Methane is 84 times more potent as a greenhouse gas than carbon dioxide and scientists estimate that if just 3.2% of methane brought up from wells leaks rather than being burnt, natural gas becomes even less eco-friendly than coal.

The camera will reduce costly losses of gas, make facilities safer and keep greenhouse gases out of the atmosphere.

It has been developed by University of Bristol spinout QLM Technology and funded by the Industrial Strategy Challenge Fund’s commercialising quantum technologies challenge.

COP26

UK Research and Innovation’s commercialising quantum technologies challenge director Roger McKinlay said: “This camera uses state of the art quantum technology to ‘see the invisible’.

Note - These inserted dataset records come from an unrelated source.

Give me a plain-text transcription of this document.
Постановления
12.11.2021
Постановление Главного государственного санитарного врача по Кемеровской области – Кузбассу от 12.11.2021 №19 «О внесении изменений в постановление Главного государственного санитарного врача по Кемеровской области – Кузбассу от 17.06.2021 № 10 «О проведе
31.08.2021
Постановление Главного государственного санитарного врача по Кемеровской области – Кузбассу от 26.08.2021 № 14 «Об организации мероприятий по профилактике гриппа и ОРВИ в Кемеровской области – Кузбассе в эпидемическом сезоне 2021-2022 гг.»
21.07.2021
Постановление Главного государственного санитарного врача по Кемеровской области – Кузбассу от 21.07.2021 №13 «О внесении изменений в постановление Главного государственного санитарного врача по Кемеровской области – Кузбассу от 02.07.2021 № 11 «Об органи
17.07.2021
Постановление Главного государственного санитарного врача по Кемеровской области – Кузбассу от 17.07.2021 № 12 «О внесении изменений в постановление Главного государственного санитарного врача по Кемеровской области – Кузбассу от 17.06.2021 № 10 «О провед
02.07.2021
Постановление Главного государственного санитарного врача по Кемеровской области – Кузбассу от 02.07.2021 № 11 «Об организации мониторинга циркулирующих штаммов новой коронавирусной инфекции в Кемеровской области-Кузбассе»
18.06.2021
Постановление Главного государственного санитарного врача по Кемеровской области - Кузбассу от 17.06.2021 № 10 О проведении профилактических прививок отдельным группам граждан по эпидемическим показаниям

“It will help reduce the amount of methane which escapes into the atmosphere through leaks, which is both costly to the oil and gas industry and damaging to the environment.

“In the year of COP26, innovations like this that find practical ways of reducing emissions have never been more important.”

Murray Reed, CEO of QLM Technology, said: “The oil and gas majors have pledged to significantly reduce their methane emissions, but you can’t manage what you can’t measure and no-one is measuring methane properly, continuously, and at scale.

“The scale of the problem is enormous, with more than half a million active gas wells in North America alone, and many thousands of offshore rigs and gas storage facilities worldwide.

“In the UK we have 24 major pipeline compressor stations, which power long-distance natural gas pipes, and hundreds of above ground storage installations. All are leaking at some time.”